Statistics show six in 10 people drink alcohol regularly but only three in 10 get involved in regular exercise. Men are more physically active than women. Sixty per cent of the adults are overweight (BMI 25 to 30) or obese (BMI over 30). Forty per cent of the adults do not have adequate sleep. So there is lot to change.

I believe one should keep New Year’s resolutions simple. Eating healthy, doing physical exercise regularly, not smoking, avoiding alcohol or only drink in moderation, maintaining a healthy body weight, and sleep at least eight hours each night would be a good start.

You need only one resolution, “In 2017, I want to be healthy and stay healthy. I will apply the KISS (keep it simple stupid) principle.”

If you do not have self-discipline to accomplish your goals then there are many organizations and individuals who can help. YMCA is a good place to start.

Do not forget to spend time with your loved ones. No goals are complete without the love and affection of your partner and family. In fact get the family involved in your pursuit of good health and make it more fun. Keeping those you love close and making time for your family can be an important goal.

You should be able to find 15 minutes in a day to meditate. May be during lunch hour or in the evenings before going to bed. There are many physical and mental benefits to meditation. You will find this will provide significant reduction in your stress level.

Listening to music and/or reading a book in a quite place can be very peaceful and healthy. I find spending few hours in the library very relaxing and I am able to stay focused in what I am trying to achieve.

Most people find losing weight very difficult.
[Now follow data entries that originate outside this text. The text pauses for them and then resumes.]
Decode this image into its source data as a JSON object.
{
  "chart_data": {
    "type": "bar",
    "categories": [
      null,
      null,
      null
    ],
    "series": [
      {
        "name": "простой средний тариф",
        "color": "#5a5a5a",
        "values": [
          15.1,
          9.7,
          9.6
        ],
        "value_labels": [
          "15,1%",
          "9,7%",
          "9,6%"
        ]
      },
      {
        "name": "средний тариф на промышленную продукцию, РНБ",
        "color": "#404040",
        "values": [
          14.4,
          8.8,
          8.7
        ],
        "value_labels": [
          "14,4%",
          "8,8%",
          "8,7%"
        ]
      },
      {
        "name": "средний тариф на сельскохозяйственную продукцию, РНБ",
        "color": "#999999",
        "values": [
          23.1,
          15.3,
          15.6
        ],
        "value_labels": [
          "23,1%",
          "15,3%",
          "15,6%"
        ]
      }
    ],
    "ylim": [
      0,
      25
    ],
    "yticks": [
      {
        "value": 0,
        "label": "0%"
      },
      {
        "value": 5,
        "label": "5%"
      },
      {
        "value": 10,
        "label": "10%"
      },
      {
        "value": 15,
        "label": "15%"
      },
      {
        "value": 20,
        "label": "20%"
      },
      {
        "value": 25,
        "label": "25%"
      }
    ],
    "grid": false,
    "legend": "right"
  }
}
Again the principal is simple. Eat less and exercise more. Try to lose 10 pounds in a year (not in a week or a month) and then you will find you can lose 30 pounds in three years. It can be that simple. Slow and steady wins the race. And apply the KISS principle.

A new study released a few days ago (British Medical Journal, Dec 13, 2016) says a positive outlook is relevant to your future health. Enjoying life can reduce stress, which in turn may prolong life.

OK you get the point. Personally, I do what I say in my book, “Dr. B’s Eight Steps to Wellness” – healthy eating, no smoking, exercise, stress relief, sleep, sexual empowerment, laughter and meditation. That works for me.

Happy New Year and may you be blessed with good health, happiness and lots of love and laughter in 2017 and beyond.